Unexpected out-of-bounds crash when using `!$acc kernels loop`

Dear all,

Consider the Fortran code w/ OpenACC below, which has loops with a shared 3D array, and a private 1D array. The code crashes (out-of-bounds) with compute-sanitizer for n > 40 when I use an !$acc kernels loop directive, but runs well when I use an !$acc parallel loop directive. I wonder if this is expected due to some bad practice on my end, or if this unveils a compiler bug? -Minfo=accel seems to hint that the generated kernels are equivalent…

To test the code:

for MODE in GOOD BAD; do nvfortran -acc -Minfo=accel -cpp -D_${MODE} test.f90 && compute-sanitizer ./a.out; done

The code:

program p
  implicit none
  integer, parameter :: n = 41 ! works on my Quadro P2000 for n <= 40
  real, allocatable, dimension(:,:,:) :: p2d
  real, allocatable, dimension(:)   :: p1d
  integer :: i,j,k
  !
  allocate(p1d(n))
  allocate(p2d(n,n,n))
  !$acc enter data create(p1d,p2d)
#if defined(_GOOD)
  !$acc parallel loop collapse(3) default(present) private(p1d)
  do k=1,n
    do j=1,n
      do i=1,n
        p1d(i) = 1.*j*k
        p2d(i,j,k) = p1d(i)
      enddo
    enddo
  enddo
  !$acc end parallel
#elif defined(_BAD)
  !$acc kernels loop collapse(3) default(present) private(p1d)
  do k=1,n
    do j=1,n
      do i=1,n
        p1d(i) = 1.*j*k
        p2d(i,j,k) = p1d(i)
      enddo
    enddo
  enddo
  !$acc end kernels
#endif
  !$acc exit data copyout(p2d)
  if( int(p2d(10,9,10)) == 90 ) then
    print*, 'Success!'
  else
    print*, 'Failure!'
  endif
end

Thanks in advance for your feedback! (I posted this question in an OpenACC slack group, but it seems appropriate to ask it here.)

Thanks p.simoes.costa,

I was able to reproduce the issue. What appears to be happening is with kernels, the total size of the private array allocation is being miscomputed with kernels so a bit small. (The compiler allocates all the private arrays as one large block of memory). So while the code will run correctly, compute-santizer sees that the private array memory space is being accessed out-of-bounds.
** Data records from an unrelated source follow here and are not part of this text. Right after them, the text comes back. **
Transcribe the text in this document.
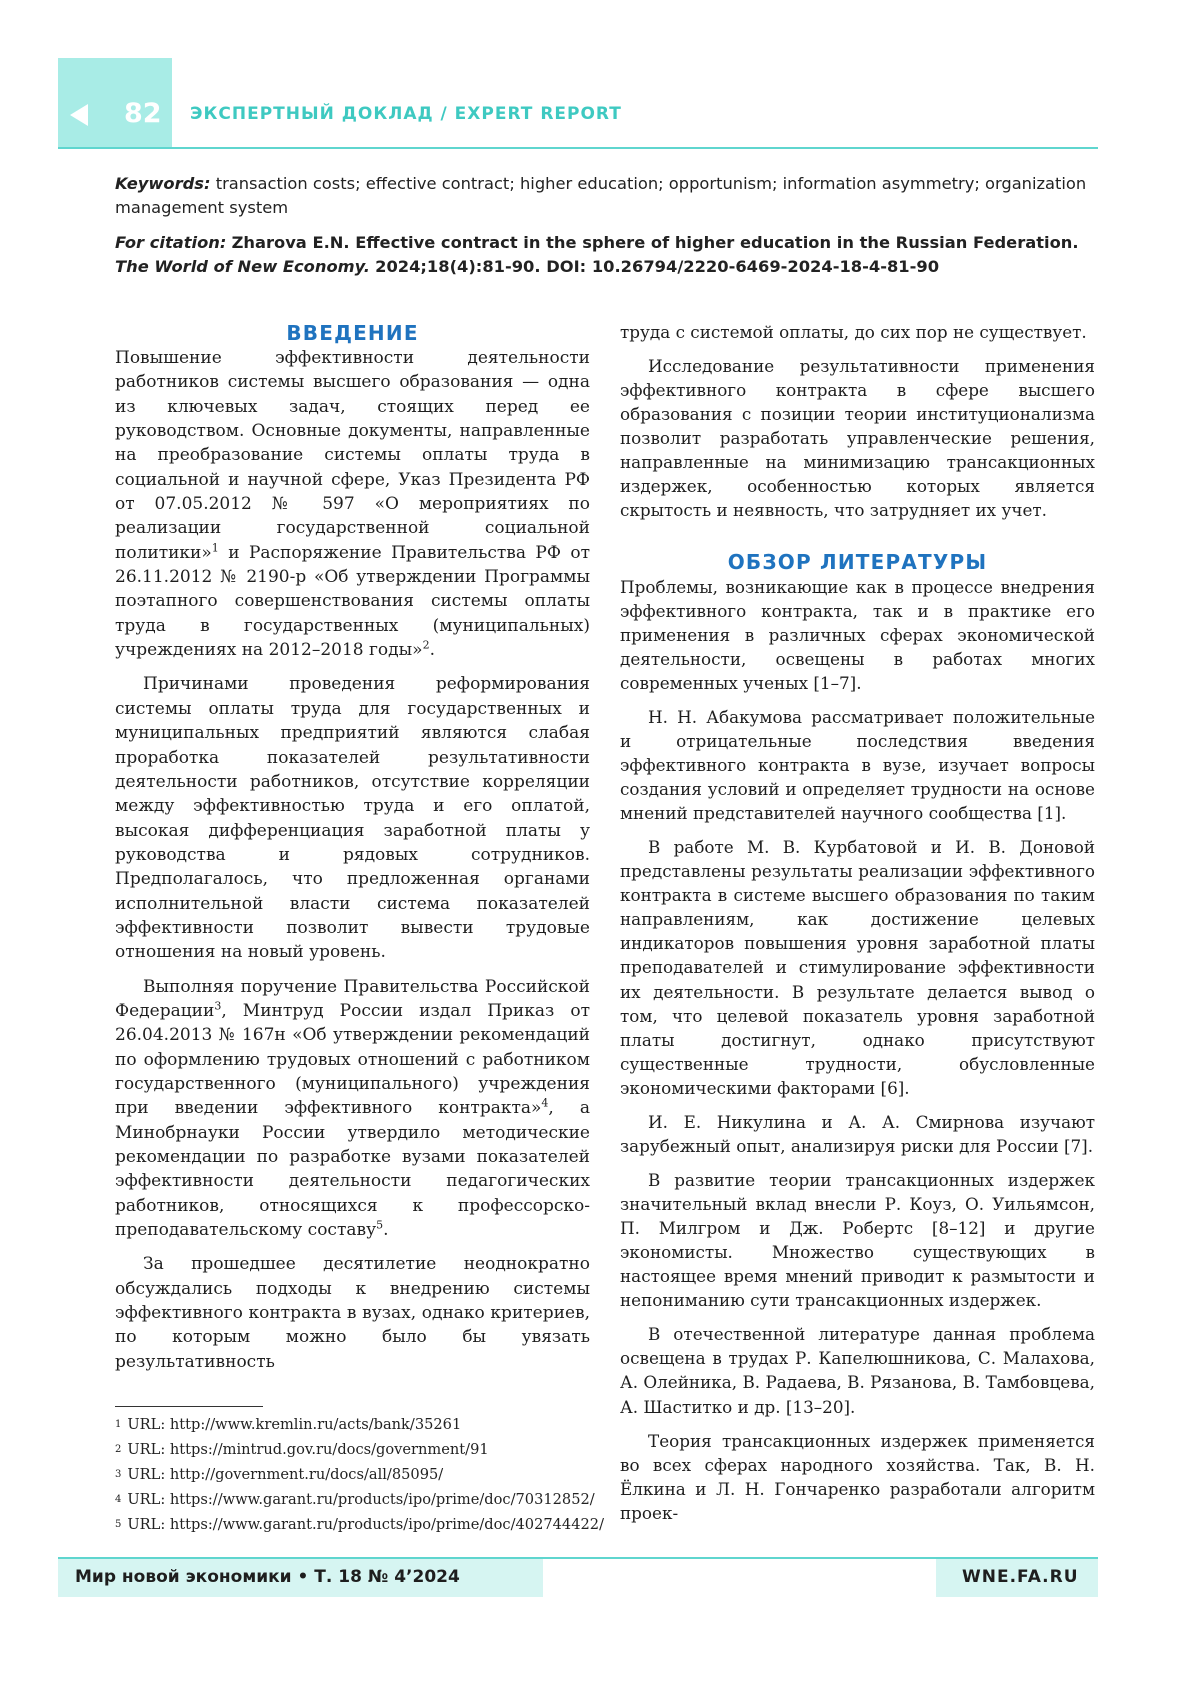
82 ЭКСПЕРТНЫЙ ДОКЛАД / EXPERT REPORT
Keywords: transaction costs; effective contract; higher education; opportunism; information asymmetry; organization management system
For citation: Zharova E.N. Effective contract in the sphere of higher education in the Russian Federation. The World of New Economy. 2024;18(4):81-90. DOI: 10.26794/2220-6469-2024-18-4-81-90
ВВЕДЕНИЕ

Повышение эффективности деятельности работников системы высшего образования — одна из ключевых задач, стоящих перед ее руководством. Основные документы, направленные на преобразование системы оплаты труда в социальной и научной сфере, Указ Президента РФ от 07.05.2012 № 597 «О мероприятиях по реализации государственной социальной политики»$^1$ и Распоряжение Правительства РФ от 26.11.2012 № 2190-р «Об утверждении Программы поэтапного совершенствования системы оплаты труда в государственных (муниципальных) учреждениях на 2012–2018 годы»$^2$.

Причинами проведения реформирования системы оплаты труда для государственных и муниципальных предприятий являются слабая проработка показателей результативности деятельности работников, отсутствие корреляции между эффективностью труда и его оплатой, высокая дифференциация заработной платы у руководства и рядовых сотрудников. Предполагалось, что предложенная органами исполнительной власти система показателей эффективности позволит вывести трудовые отношения на новый уровень.

Выполняя поручение Правительства Российской Федерации$^3$, Минтруд России издал Приказ от 26.04.2013 № 167н «Об утверждении рекомендаций по оформлению трудовых отношений с работником государственного (муниципального) учреждения при введении эффективного контракта»$^4$, а Минобрнауки России утвердило методические рекомендации по разработке вузами показателей эффективности деятельности педагогических работников, относящихся к профессорско-преподавательскому составу$^5$.

За прошедшее десятилетие неоднократно обсуждались подходы к внедрению системы эффективного контракта в вузах, однако критериев, по которым можно было бы увязать результативность

$^1$ URL: http://www.kremlin.ru/acts/bank/35261
$^2$ URL: https://mintrud.gov.ru/docs/government/91
$^3$ URL: http://government.ru/docs/all/85095/
$^4$ URL: https://www.garant.ru/products/ipo/prime/doc/70312852/
$^5$ URL: https://www.garant.ru/products/ipo/prime/doc/402744422/

труда с системой оплаты, до сих пор не существует.

Исследование результативности применения эффективного контракта в сфере высшего образования с позиции теории институционализма позволит разработать управленческие решения, направленные на минимизацию трансакционных издержек, особенностью которых является скрытость и неявность, что затрудняет их учет.

ОБЗОР ЛИТЕРАТУРЫ

Проблемы, возникающие как в процессе внедрения эффективного контракта, так и в практике его применения в различных сферах экономической деятельности, освещены в работах многих современных ученых [1–7].

Н. Н. Абакумова рассматривает положительные и отрицательные последствия введения эффективного контракта в вузе, изучает вопросы создания условий и определяет трудности на основе мнений представителей научного сообщества [1].

В работе М. В. Курбатовой и И. В. Доновой представлены результаты реализации эффективного контракта в системе высшего образования по таким направлениям, как достижение целевых индикаторов повышения уровня заработной платы преподавателей и стимулирование эффективности их деятельности. В результате делается вывод о том, что целевой показатель уровня заработной платы достигнут, однако присутствуют существенные трудности, обусловленные экономическими факторами [6].

И. Е. Никулина и А. А. Смирнова изучают зарубежный опыт, анализируя риски для России [7].

В развитие теории трансакционных издержек значительный вклад внесли Р. Коуз, О. Уильямсон, П. Милгром и Дж. Робертс [8–12] и другие экономисты. Множество существующих в настоящее время мнений приводит к размытости и непониманию сути трансакционных издержек.

В отечественной литературе данная проблема освещена в трудах Р. Капелюшникова, С. Малахова, А. Олейника, В. Радаева, В. Рязанова, В. Тамбовцева, А. Шаститко и др. [13–20].

Теория трансакционных издержек применяется во всех сферах народного хозяйства. Так, В. Н. Ёлкина и Л. Н. Гончаренко разработали алгоритм проек-

Мир новой экономики • Т. 18 № 4’2024	WNE.FA.RU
I’ve filed a problem report, TPR #32134, and sent it engineering for investigation.

Though there are some issues with the example code and by correcting them, the program will work as expected.

First, you shouldn’t have a variable be both shared and private, so I recommend removing “p1d” from the “enter data create” so that it’s only private.

Second, all threads will have a full private copy of “p1d”, but each is only accessing a single element. Hence if you want to still collapse all three loops, it would be better to make “p1d” as scalar. If you do want it be an array, you should make the outer loop a “collapse(2)” and optionally add an “!$acc loop” on the “i” loop. For example:

% cat test.F90
program p
  implicit none
  integer, parameter :: n = 41 ! works on my Quadro P2000 for n <= 40
  real, allocatable, dimension(:,:,:) :: p2d
  real, allocatable, dimension(:)   :: p1d
  integer :: i,j,k
  !
  allocate(p1d(n))
  allocate(p2d(n,n,n))
  !$acc enter data create(p2d)
  !$acc kernels loop collapse(2) default(present) private(p1d)
  do k=1,n
    do j=1,n
     !$acc loop
      do i=1,n
        p1d(i) = 1.*j*k
        p2d(i,j,k) = p1d(i)
      enddo
    enddo
  enddo
  !$acc end kernels
  !$acc exit data copyout(p2d)
  if( int(p2d(10,9,10)) == 90 ) then
    print*, 'Success!'
  else
    print*, 'Failure!'
  endif
end
% nvfortran -Minfo=accel -acc test.F90
p:
     10, Generating enter data create(p2d(:,:,:))
     11, Generating default present(p2d(1:41,1:41,1:41))
     12, Loop is parallelizable
     13, Loop is parallelizable
     15, Loop is parallelizable
         Generating NVIDIA GPU code
         12, !$acc loop gang, vector(4) collapse(2) ! blockidx%y threadidx%y
         13,   ! blockidx%y threadidx%y collapsed
         15, !$acc loop gang, vector(32) ! blockidx%x threadidx%x
     22, Generating exit data copyout(p2d(:,:,:))
% compute-sanitizer a.out
========= COMPUTE-SANITIZER
 Success!
========= ERROR SUMMARY: 0 errors

I posted this question in an OpenACC slack group, but it seems appropriate to ask it here.

I typically answer these types of questions on the OpenACC slack channel as well, so either way works.

Thanks for the report,
Mat

Thank you very much for reporting and for the valuable feedback about my example! Good to know about my inconsistency regarding the use of the private clause and the data statement.

Thank you also for the suggestion about using a scalar instead of an array. I was actually just trying to test the usage of a private array in an OpenACC loop without thinking much about what it was doing, but I should have chosen a better example.

Pedro

This topic was automatically closed 14 days after the last reply. New replies are no longer allowed.